Limitations of this study

This review aims to synthesise and appraise existing evidence on the known and projected impacts of extreme heat (indoor and outdoor) on NCDs and related outcomes in the UK. The lack of evidence on the health impacts of indoor extreme heat is a limitation of this study which probably reflects the nature of existing evidence. Another key limitation is that most of the studies included in the review did not necessarily consider the issue of attribution and detection and so makes it difficult to highlight clear causal pathways.

Conclusion

This study aims to provide a comprehensive review of the known and projected impacts of both indoor and outdoor extreme heat on non-communicable diseases (such as diabetes, respiratory illness, cardio-vascular disease, mental health) and related outcomes in the UK. Findings from the review strengthen and provide strong and consistent evidence that extreme heat is associated with increased mortality. However, there is a need to further explore detection and attribution in relation to these findings. The lack of evidence on the health impacts of extreme heat indoors calls for further investigation.

Acknowledgements

The authors would like to acknowledge the invaluable support and guidance received from Daniel Black, Eleanor Eaton and Alistair Hunt in the design and implementation of this study

Disclosure statement

No potential conflict of interest was reported by the author(s).

Additional information

Funding

This research was supported by the UK Prevention Research Partnership (UKPRP) under grant [MR/S037586/1].

Notes on contributors

Janet Ige-Elegbede

Dr Janet Ige, Dr Paul Pilkington and Professor Jane Powell are members of the Centre for Public Health and Wellbeing at the University of the West of England.
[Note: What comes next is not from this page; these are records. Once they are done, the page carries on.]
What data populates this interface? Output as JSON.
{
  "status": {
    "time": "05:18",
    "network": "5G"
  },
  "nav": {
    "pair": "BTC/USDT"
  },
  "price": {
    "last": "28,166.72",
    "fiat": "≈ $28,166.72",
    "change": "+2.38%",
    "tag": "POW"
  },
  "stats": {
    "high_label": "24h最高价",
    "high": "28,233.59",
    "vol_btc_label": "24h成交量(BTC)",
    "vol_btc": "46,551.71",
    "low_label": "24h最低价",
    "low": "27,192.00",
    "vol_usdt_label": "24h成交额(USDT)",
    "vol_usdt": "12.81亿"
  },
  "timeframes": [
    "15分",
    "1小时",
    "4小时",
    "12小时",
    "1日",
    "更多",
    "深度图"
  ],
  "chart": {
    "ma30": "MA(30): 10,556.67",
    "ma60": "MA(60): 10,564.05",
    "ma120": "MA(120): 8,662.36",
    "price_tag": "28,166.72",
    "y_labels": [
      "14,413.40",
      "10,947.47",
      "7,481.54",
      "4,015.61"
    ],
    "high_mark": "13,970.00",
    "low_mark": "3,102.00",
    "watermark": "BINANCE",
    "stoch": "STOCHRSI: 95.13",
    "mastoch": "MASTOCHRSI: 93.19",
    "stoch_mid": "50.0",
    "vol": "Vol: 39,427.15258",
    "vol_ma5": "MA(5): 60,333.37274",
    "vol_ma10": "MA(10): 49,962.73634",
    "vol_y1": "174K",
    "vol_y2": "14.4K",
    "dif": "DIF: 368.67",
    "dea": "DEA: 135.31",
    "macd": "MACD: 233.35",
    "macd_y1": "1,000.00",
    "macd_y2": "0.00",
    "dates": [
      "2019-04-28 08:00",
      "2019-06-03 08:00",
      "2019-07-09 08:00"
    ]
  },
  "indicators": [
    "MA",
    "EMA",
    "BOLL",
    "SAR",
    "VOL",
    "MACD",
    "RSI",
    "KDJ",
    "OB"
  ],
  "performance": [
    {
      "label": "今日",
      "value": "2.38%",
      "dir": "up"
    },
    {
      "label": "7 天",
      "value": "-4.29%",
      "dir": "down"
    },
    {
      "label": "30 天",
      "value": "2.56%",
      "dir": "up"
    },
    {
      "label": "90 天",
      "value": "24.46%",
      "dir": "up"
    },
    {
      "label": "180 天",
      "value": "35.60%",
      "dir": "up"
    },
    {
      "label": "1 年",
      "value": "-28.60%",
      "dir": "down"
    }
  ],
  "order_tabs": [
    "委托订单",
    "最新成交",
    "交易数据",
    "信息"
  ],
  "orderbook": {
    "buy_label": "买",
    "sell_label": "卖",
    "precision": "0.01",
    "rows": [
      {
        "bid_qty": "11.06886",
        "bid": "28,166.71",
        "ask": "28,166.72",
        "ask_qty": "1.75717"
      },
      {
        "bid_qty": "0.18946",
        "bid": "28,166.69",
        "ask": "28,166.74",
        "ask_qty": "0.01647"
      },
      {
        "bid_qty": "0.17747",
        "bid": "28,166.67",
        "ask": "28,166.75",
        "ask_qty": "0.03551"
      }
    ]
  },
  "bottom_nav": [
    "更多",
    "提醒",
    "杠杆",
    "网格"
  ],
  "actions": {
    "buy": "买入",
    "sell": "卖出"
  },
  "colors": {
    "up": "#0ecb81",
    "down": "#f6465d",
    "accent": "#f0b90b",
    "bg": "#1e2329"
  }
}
Operating within a multidisciplinary framework, the centre focuses on direct interventions for enhanced population health and wellbeing. As a cohesive team, these authors played pivotal roles in shaping the health evidence base through their contributions to the Tackling the Root Causes of Unhealthy Urban Environment Project. This project, funded by the UK Prevention Research Partnership, aims to work with decision makers and communities to prioritise health in urban decision-making processes.